Sharper Image Corporation (SHRP), the well-known retailer selling such indispensable consumer staples as massage chairs, high-speed nose hair clippers and ultrasonic rodent deterrents filed for bankruptcy protection late Tuesday night.
Citing “increased competition, narrowing margins, litigation, lower consumer and market confidence, tighter credit from suppliers, and poorly performing stores,” the company’s CFO said it's in a severe liquidity crunch. As of January 31, Sharper Image's balance sheet boasted a measly $700,000 in cash to support almost $200 million in debt.

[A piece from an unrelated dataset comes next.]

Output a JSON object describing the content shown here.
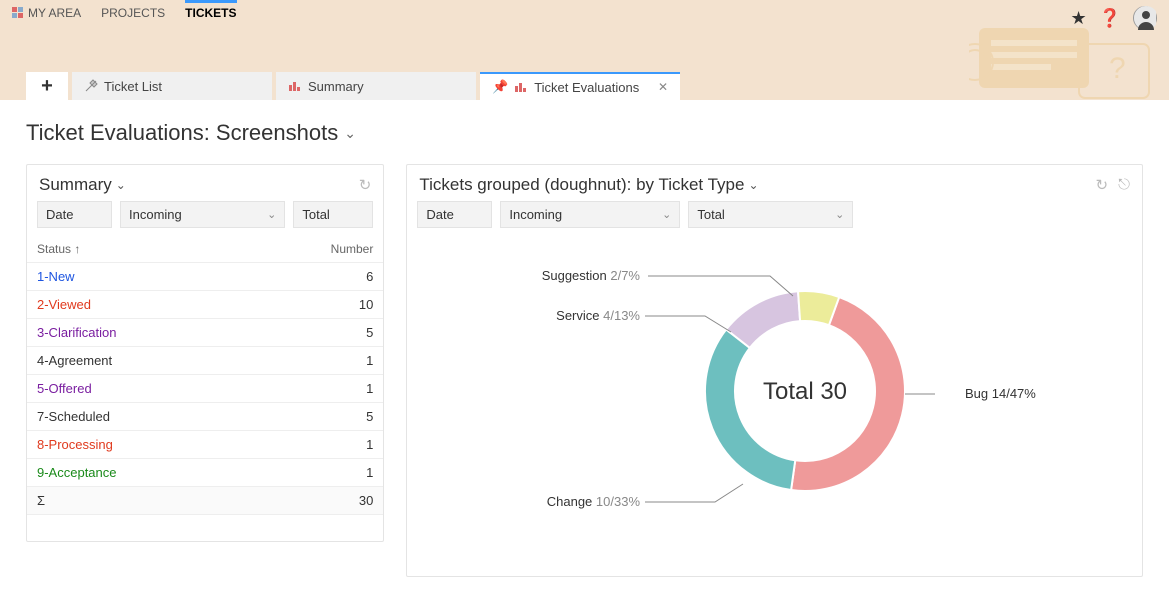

Sharper Image has hired a new CEO and restructuring experts to close stores, rebuild the business and pay off creditors with a $60 million loan it requested from Wells Fargo (WFC) Retail Finance. According to Bloomberg, on the hook for the company’s debt are vendors United Parcel Service (UPS), Tom Tom Inc. and Garmin International (GRMN) .
In an environment where companies like Bristol Myers Squibb (BMY) and Panera Bread (PNRA) are taking losses on structured credit products, it's concerning to see that sellers of electronic gadgets are the biggest creditors of a troubled retailer.
One of the oft-discussed themes here in the ‘Ville is the change in social moods the unwinding of our debt-based economy is likely to cause. Indeed, consumers’ refusal to purchase ropeless jump ropes and other superfluous, overpriced gadgets shows this shift is already occurring.